The final part of the hackathon was recording the demo of Callombia for the judges. While instinct made us want to open up Loom to handle the recording, we thought this might be a real test for Codex and something a bit outside of its current capabilities. So… We wrote a prompt, gave it a link to the Callombia website, appended a recording of my voice on OpenAI’s developer platform and asked it to do the rest.

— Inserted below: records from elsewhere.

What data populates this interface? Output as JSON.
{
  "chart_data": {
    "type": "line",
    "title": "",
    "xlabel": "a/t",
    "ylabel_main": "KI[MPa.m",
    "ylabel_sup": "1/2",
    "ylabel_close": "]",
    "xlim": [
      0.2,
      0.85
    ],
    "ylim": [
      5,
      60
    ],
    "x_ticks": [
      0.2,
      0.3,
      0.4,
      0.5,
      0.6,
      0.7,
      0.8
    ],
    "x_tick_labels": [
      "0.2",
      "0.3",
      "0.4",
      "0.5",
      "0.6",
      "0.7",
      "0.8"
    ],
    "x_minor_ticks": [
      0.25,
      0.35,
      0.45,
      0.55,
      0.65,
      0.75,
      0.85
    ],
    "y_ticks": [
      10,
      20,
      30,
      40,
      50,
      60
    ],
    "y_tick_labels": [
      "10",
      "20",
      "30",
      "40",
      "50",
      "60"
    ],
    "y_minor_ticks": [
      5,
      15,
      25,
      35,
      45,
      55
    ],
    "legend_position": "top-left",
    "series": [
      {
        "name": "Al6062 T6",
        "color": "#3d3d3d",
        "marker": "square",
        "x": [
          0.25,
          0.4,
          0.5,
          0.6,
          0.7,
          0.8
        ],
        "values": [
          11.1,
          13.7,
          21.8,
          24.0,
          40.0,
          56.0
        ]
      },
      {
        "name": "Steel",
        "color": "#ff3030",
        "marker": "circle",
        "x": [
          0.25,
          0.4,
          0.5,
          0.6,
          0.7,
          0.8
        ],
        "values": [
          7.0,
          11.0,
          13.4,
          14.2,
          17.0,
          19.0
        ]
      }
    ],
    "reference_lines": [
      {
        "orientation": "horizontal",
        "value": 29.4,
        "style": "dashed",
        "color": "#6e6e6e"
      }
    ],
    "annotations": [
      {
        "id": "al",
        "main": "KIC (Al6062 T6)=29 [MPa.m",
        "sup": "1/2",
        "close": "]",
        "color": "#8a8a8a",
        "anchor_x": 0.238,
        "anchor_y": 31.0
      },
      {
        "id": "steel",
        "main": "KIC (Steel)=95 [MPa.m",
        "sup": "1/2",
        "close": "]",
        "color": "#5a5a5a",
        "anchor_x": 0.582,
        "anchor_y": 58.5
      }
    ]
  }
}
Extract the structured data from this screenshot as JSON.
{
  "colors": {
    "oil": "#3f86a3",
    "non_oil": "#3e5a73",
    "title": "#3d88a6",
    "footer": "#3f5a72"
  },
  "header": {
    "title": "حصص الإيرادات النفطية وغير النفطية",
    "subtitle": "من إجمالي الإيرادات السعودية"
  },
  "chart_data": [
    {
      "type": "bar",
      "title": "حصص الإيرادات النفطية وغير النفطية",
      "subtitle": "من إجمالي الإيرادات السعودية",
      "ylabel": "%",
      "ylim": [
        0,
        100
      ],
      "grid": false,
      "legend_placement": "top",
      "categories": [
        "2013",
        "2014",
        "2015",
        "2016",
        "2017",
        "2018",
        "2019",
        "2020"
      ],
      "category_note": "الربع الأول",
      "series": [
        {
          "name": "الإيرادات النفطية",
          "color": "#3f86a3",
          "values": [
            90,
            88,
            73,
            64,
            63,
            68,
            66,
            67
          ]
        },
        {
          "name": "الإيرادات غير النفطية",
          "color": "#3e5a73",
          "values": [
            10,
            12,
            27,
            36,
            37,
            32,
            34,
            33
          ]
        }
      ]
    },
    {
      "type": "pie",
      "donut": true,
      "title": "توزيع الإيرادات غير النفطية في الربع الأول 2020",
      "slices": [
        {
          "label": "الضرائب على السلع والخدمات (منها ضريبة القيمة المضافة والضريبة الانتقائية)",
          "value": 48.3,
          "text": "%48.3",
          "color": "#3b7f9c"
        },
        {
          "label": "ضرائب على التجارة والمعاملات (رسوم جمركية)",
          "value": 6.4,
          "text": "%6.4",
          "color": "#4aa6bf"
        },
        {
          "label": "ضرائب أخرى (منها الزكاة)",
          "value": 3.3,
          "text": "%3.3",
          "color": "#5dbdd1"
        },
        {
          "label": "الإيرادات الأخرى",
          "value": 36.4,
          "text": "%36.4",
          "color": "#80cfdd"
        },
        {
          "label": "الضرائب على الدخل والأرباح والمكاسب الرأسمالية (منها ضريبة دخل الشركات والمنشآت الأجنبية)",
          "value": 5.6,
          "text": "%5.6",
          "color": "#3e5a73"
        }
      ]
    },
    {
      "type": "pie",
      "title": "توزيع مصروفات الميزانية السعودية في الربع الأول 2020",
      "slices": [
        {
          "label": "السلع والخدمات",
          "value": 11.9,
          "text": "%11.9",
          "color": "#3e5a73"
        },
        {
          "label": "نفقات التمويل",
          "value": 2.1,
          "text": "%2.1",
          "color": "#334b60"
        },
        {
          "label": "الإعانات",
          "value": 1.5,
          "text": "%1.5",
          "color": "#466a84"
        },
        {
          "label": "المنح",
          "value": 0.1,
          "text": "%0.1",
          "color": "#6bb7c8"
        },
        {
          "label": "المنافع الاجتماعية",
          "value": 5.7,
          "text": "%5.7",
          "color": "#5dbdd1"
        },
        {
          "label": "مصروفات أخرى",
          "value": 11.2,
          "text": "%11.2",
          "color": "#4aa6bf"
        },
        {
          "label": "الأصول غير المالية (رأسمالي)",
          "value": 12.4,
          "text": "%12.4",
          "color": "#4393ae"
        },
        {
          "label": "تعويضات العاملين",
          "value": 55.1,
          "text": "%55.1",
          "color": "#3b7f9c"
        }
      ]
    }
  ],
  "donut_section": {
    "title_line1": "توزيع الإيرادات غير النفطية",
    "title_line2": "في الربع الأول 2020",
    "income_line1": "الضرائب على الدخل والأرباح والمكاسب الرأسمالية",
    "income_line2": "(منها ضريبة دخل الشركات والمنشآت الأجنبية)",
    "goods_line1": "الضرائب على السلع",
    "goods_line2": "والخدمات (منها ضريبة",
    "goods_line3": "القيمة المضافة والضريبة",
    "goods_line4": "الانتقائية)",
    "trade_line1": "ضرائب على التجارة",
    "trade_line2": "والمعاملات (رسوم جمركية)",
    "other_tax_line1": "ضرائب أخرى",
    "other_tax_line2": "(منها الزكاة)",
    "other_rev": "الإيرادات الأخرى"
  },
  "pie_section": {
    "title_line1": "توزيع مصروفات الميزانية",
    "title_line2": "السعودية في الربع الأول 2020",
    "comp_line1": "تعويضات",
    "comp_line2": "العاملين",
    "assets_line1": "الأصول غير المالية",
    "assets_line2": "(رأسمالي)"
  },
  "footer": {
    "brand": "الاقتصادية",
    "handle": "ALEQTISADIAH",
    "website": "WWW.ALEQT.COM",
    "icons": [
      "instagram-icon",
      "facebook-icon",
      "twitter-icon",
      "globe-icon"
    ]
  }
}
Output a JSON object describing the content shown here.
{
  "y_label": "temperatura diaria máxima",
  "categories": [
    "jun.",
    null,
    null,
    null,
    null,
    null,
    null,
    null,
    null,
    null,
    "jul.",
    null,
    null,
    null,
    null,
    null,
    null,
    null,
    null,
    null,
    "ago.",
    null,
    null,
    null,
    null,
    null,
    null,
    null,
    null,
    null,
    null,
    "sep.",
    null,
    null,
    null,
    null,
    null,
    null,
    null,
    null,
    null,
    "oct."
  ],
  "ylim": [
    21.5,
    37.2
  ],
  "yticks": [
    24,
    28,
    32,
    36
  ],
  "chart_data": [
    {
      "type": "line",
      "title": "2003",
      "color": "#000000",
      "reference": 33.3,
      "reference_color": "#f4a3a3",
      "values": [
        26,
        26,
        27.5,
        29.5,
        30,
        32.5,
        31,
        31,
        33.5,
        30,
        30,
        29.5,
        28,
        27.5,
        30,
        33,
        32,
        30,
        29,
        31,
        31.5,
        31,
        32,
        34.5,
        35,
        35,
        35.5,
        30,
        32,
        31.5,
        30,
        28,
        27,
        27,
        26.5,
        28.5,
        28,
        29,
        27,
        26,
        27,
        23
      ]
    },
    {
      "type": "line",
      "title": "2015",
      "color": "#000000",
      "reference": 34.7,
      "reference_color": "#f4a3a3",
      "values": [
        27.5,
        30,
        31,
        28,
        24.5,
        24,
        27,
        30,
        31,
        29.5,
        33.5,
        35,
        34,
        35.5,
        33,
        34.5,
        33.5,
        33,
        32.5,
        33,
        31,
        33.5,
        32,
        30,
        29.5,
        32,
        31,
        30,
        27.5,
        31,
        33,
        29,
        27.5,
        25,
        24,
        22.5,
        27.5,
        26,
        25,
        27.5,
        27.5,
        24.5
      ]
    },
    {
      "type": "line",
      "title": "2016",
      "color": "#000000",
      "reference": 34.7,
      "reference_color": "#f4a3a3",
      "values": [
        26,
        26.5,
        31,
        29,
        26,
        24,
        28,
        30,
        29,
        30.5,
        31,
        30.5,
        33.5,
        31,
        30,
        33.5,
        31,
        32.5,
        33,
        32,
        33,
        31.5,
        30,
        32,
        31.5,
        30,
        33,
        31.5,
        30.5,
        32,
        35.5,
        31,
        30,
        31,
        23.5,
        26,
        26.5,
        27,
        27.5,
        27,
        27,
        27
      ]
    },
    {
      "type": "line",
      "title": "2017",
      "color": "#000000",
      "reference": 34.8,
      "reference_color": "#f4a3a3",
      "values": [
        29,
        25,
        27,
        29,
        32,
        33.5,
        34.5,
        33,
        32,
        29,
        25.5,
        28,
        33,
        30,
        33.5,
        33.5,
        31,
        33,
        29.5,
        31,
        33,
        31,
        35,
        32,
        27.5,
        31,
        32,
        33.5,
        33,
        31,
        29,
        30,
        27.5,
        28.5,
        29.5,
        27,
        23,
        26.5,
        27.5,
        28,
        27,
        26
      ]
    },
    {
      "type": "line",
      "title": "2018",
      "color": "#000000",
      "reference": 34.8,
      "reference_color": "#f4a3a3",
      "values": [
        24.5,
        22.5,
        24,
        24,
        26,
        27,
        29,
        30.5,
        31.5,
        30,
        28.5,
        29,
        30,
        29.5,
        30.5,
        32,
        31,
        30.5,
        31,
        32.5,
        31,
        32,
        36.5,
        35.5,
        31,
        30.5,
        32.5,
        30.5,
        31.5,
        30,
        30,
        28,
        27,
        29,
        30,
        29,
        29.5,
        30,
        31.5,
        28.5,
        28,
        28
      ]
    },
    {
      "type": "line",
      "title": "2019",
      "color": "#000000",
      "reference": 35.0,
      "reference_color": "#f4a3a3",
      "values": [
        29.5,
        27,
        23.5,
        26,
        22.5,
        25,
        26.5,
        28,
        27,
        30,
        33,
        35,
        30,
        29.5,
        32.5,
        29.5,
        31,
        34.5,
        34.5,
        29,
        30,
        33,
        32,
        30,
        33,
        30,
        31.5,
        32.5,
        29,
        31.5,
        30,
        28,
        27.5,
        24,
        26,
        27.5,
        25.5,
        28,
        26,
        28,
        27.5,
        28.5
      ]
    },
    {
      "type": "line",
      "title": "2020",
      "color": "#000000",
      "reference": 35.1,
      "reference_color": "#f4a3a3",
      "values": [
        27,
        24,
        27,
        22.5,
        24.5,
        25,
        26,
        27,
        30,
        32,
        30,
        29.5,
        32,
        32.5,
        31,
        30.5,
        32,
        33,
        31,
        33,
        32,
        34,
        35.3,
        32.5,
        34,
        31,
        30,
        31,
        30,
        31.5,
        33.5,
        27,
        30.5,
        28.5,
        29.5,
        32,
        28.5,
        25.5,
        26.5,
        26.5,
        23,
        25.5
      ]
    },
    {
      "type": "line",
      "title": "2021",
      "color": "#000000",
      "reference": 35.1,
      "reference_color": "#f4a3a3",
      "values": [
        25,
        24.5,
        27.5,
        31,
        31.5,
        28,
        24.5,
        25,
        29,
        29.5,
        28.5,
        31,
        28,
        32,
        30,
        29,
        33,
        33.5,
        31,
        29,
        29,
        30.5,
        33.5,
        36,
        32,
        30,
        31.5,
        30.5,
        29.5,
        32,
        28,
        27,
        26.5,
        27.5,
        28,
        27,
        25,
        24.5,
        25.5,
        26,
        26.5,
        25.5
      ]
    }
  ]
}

The first attempt was very impressive - it had written a demo script, recorded the screen, added my voiceover and pretty much hit the brief. The only thing that we weren’t immediately happy with was syncing the voiceover with the demo recording, so we asked it “MANDATORY: align the voiceover exactly with what is being shown in the demo. There was misalignment (e.g. on the chat page). Triple check alignment of voiceover and the screen-recorded demo at the end. Match it up through whichever means possible.”

In response to that request, Codex split the voiceover and recording into smaller sections, executing the task pretty much flawlessly just in time for 5.30pm and beer/pizza to celebrate.

Becoming More AI-Native

We know Callombia solves a problem most businesses have. Attending every call in a rapidly scaling company is difficult, but the nuggets of wisdom shared on these calls are invaluable. Now we just need to get it into Production.

But there is a greater lesson in being AI native here and the benefit of committing engineering and product nouse to tackling shared problems. By breaking out of our usual working cycle, collaborating across teams and all within in a semi-competitive environment, we ended with a number of solutions that, with some tweaks, could be put into production. Done on a regular basis, we can ensure we’re just as slick internally as the solutions we build for customers.